September 4, 2007

Day 11 powing through..

my lovely 4 days weekend has ended like yesterday but i was too lazy to post. so yeeah. it went by so fast but then again time sure do flys. my family reunion wasn't as bad as I pictured. I found a new love haha. hes so cute and is like in pre-k. aside from the fact that the lito boy kept choking me. it was actually fun playing catch and hide and seek with him. yes! i found amusement in a lito kid. man i feel like a pedo. haha -_-.

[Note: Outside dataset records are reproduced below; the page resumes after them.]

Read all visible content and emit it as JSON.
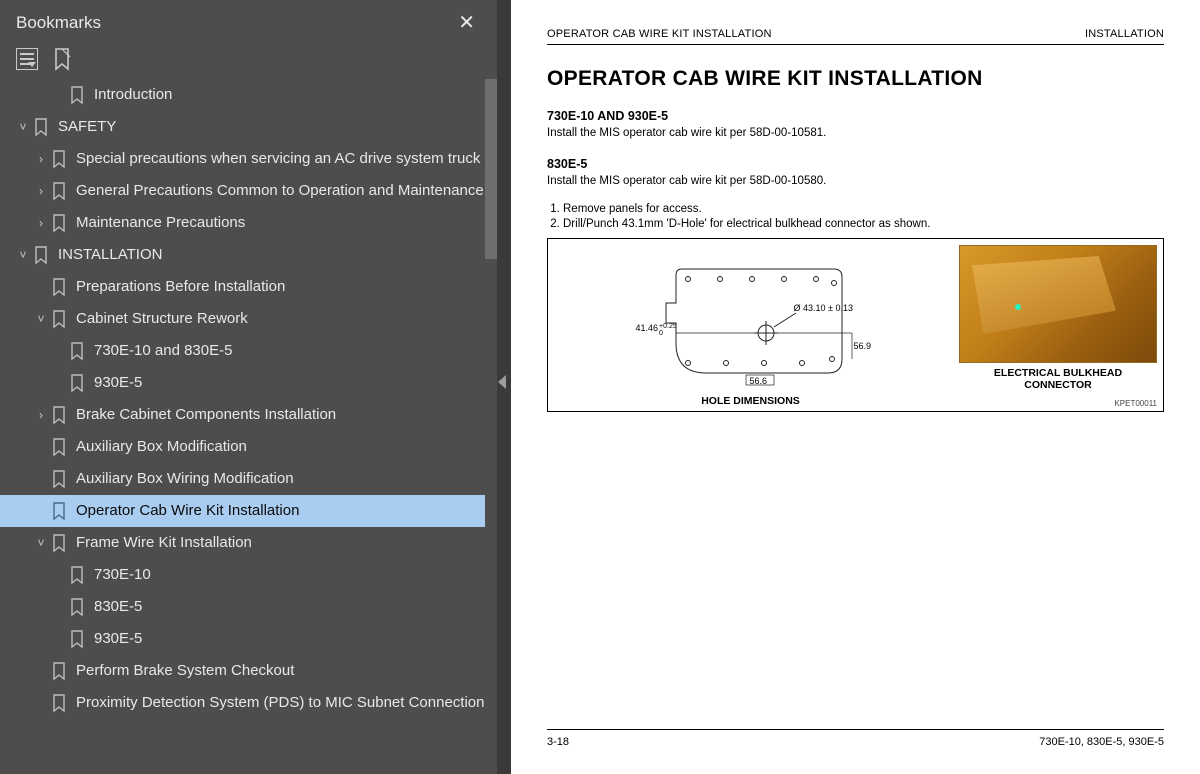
{
  "sidebar": {
    "title": "Bookmarks",
    "tree": [
      {
        "level": 2,
        "chev": "",
        "label": "Introduction"
      },
      {
        "level": 0,
        "chev": "down",
        "label": "SAFETY"
      },
      {
        "level": 1,
        "chev": "right",
        "label": "Special precautions when servicing an AC drive system truck"
      },
      {
        "level": 1,
        "chev": "right",
        "label": "General Precautions Common to Operation and Maintenance"
      },
      {
        "level": 1,
        "chev": "right",
        "label": "Maintenance Precautions"
      },
      {
        "level": 0,
        "chev": "down",
        "label": "INSTALLATION"
      },
      {
        "level": 1,
        "chev": "",
        "label": "Preparations Before Installation"
      },
      {
        "level": 1,
        "chev": "down",
        "label": "Cabinet Structure Rework"
      },
      {
        "level": 2,
        "chev": "",
        "label": "730E-10 and 830E-5"
      },
      {
        "level": 2,
        "chev": "",
        "label": "930E-5"
      },
      {
        "level": 1,
        "chev": "right",
        "label": "Brake Cabinet Components Installation"
      },
      {
        "level": 1,
        "chev": "",
        "label": "Auxiliary Box Modification"
      },
      {
        "level": 1,
        "chev": "",
        "label": "Auxiliary Box Wiring Modification"
      },
      {
        "level": 1,
        "chev": "",
        "label": "Operator Cab Wire Kit Installation",
        "selected": true
      },
      {
        "level": 1,
        "chev": "down",
        "label": "Frame Wire Kit Installation"
      },
      {
        "level": 2,
        "chev": "",
        "label": "730E-10"
      },
      {
        "level": 2,
        "chev": "",
        "label": "830E-5"
      },
      {
        "level": 2,
        "chev": "",
        "label": "930E-5"
      },
      {
        "level": 1,
        "chev": "",
        "label": "Perform Brake System Checkout"
      },
      {
        "level": 1,
        "chev": "",
        "label": "Proximity Detection System (PDS) to MIC Subnet Connection"
      }
    ]
  },
  "doc": {
    "header_left": "OPERATOR CAB WIRE KIT INSTALLATION",
    "header_right": "INSTALLATION",
    "title": "OPERATOR CAB WIRE KIT INSTALLATION",
    "sect1_h": "730E-10 AND 930E-5",
    "sect1_p": "Install the MIS operator cab wire kit per 58D-00-10581.",
    "sect2_h": "830E-5",
    "sect2_p": "Install the MIS operator cab wire kit per 58D-00-10580.",
    "steps": [
      "Remove panels for access.",
      "Drill/Punch 43.1mm 'D-Hole' for electrical bulkhead connector as shown."
    ],
    "dim_diam": "Ø 43.10 ± 0.13",
    "dim_left": "41.46",
    "dim_left_tol_top": "+0.25",
    "dim_left_tol_bot": "0",
    "dim_right": "56.9",
    "dim_bottom": "56.6",
    "fig_left_caption": "HOLE DIMENSIONS",
    "fig_right_caption1": "ELECTRICAL BULKHEAD",
    "fig_right_caption2": "CONNECTOR",
    "fig_ref": "KPET00011",
    "footer_left": "3-18",
    "footer_right": "730E-10, 830E-5, 930E-5"
  }
}
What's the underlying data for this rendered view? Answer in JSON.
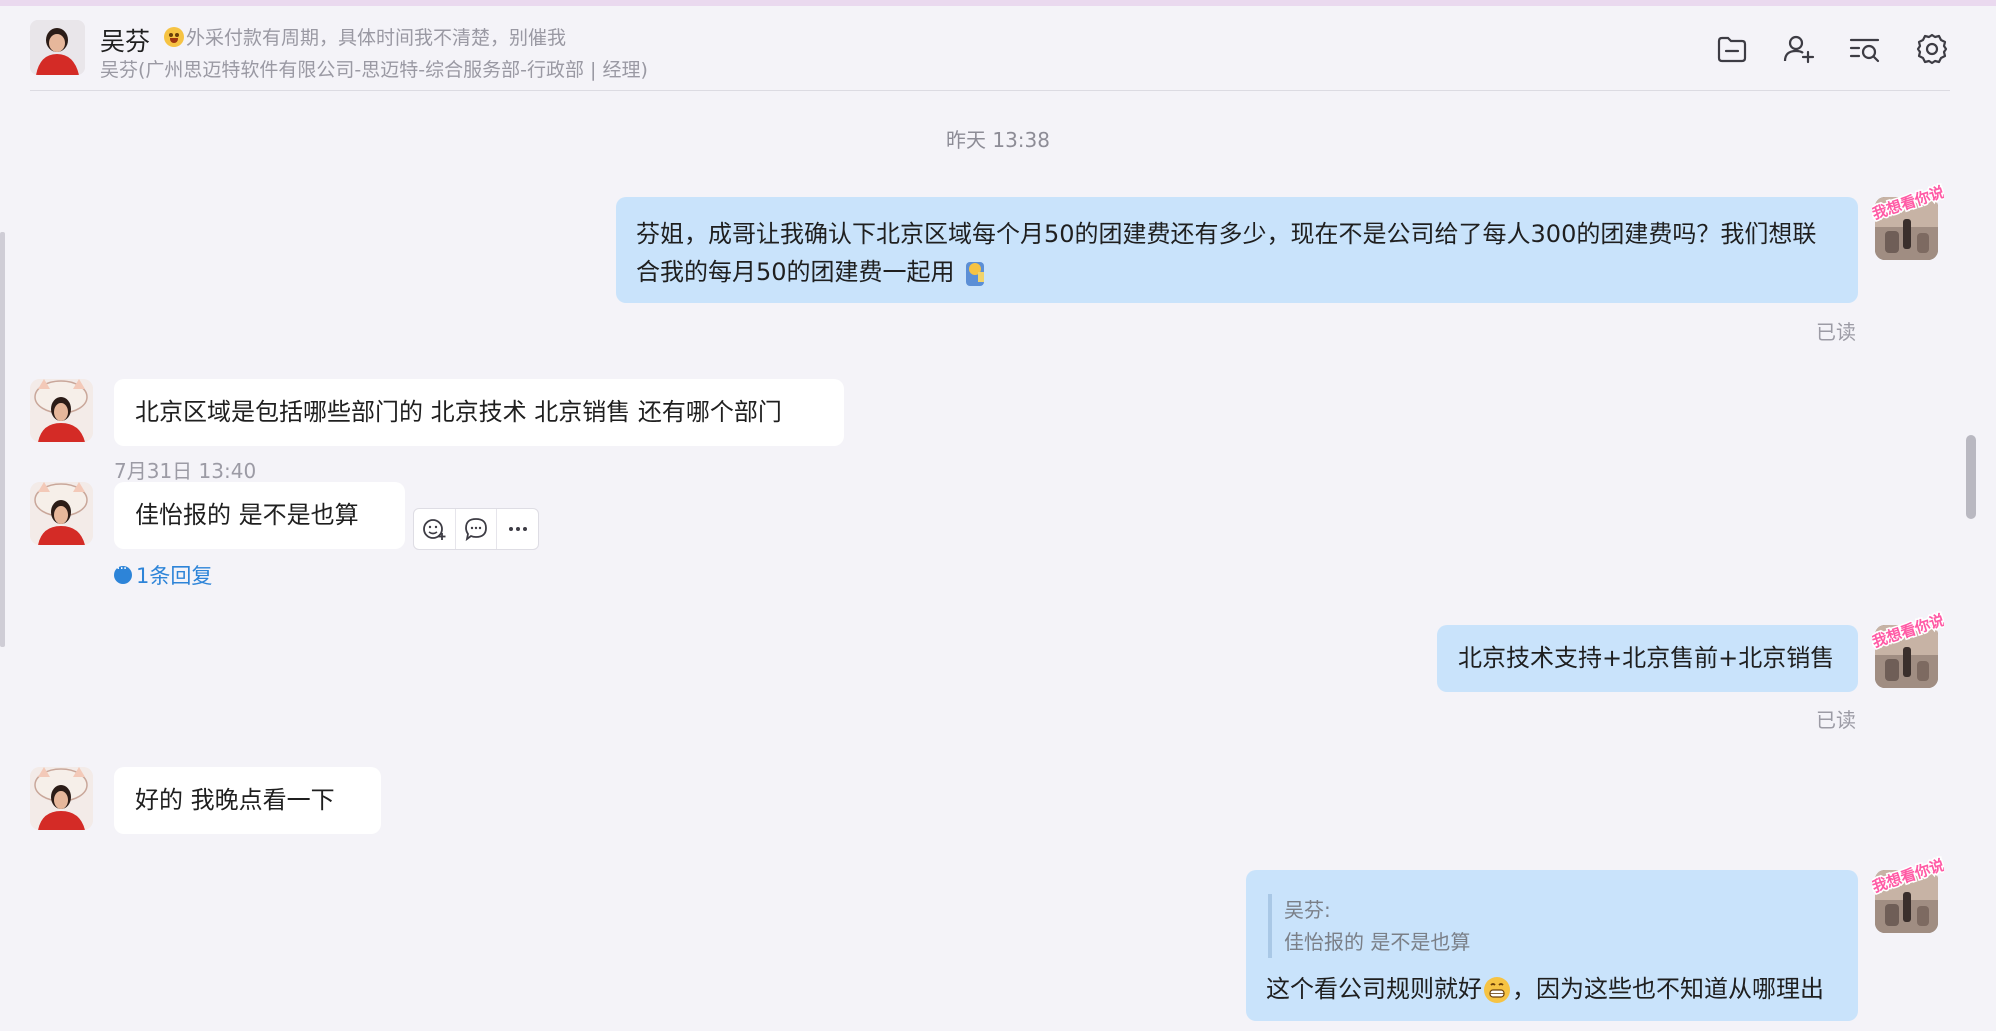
{
  "header": {
    "name": "吴芬",
    "status": "外采付款有周期，具体时间我不清楚，别催我",
    "subtitle": "吴芬(广州思迈特软件有限公司-思迈特-综合服务部-行政部 | 经理)",
    "icons": [
      "folder-icon",
      "add-user-icon",
      "search-history-icon",
      "gear-icon"
    ]
  },
  "chat": {
    "time_separator": "昨天 13:38",
    "messages": [
      {
        "from": "me",
        "text_line1": "芬姐，成哥让我确认下北京区域每个月50的团建费还有多少，现在不是公司给了每人300的团建费吗？我们想联",
        "text_line2": "合我的每月50的团建费一起用",
        "status": "已读"
      },
      {
        "from": "吴芬",
        "text": "北京区域是包括哪些部门的  北京技术  北京销售 还有哪个部门"
      },
      {
        "from": "吴芬",
        "timestamp": "7月31日 13:40",
        "text": "佳怡报的  是不是也算",
        "reply_count": "1条回复"
      },
      {
        "from": "me",
        "text": "北京技术支持+北京售前+北京销售",
        "status": "已读"
      },
      {
        "from": "吴芬",
        "text": "好的  我晚点看一下"
      },
      {
        "from": "me",
        "quote_author": "吴芬:",
        "quote_text": "佳怡报的  是不是也算",
        "text_before": "这个看公司规则就好",
        "text_after": "，因为这些也不知道从哪理出"
      }
    ]
  },
  "my_avatar_badge": "我想看你说",
  "colors": {
    "background": "#f4f3f8",
    "my_bubble": "#c9e3fb",
    "their_bubble": "#ffffff",
    "link": "#2d84d8"
  }
}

i saw my cousin, who has stem cell defect, that i haven't seen for like 10 years! and boy did i miss him. although it was super awkward at first that i didn't even hug him but by the end of this vacation he was the only one i really hugged. I still remember when i was like 6. he took me to taco bell and chuckie cheese! my mom was all worried every time i went out with him. but i didn't. cause to me, he is one of the smartest person out there that i know. he has a lot of heart and thats what i love about him. i think that its true when people say that if someone does a nice deed to you. it will stick with u forever no matter what has changed. I still remember everything he has done for me when i was little and probably the only fondest memories i could remember because he was my first friend in America. its great sitting there seeing how he teaches his kid and i hope they know they have a amazing dad no matter what! he'll always be my big guy in my heart. cause i don't express my feelings too well. i wont say things like that out loud. but i can type it out because its so much easier on me. since i already told u. i have person to person contact issues.

personally i am quite attached to people and when they leave. it hurts. i hate parting. i hate saying goodbyes. cause who knows when u can see them again since life is unexpected. like you can walk out of the house and get like run over. though i hope it doesn't happen to anyone. -_- haha. i miss everyone! i hate being in this dead place. haha. dude too much hate. lets bring on the love? o.o

crush. what good are they? nothing cause they only crushes ur dreams when u know it could never happen. why do we need them? to let us have hope that maybe just maybe prince charming is out there. but who am i kidding. they are extinct -_-. or some place u can never reach. no matter how high u jump. haha. people are lying or just simply naive when they say 'theres more fishes in the sea' pshh. what if those fishes went on a vacation and never come back. what happens then? nothing! we are back to square one. living with our parents for the rest of our lives and raise some strange animals to keep us company. haha.

lets move on . . .

i have a redo chemistry quiz tomorrow morning. i can retake it till i get a perfect grade. and trust me. i NEED that 16 points -_- haha.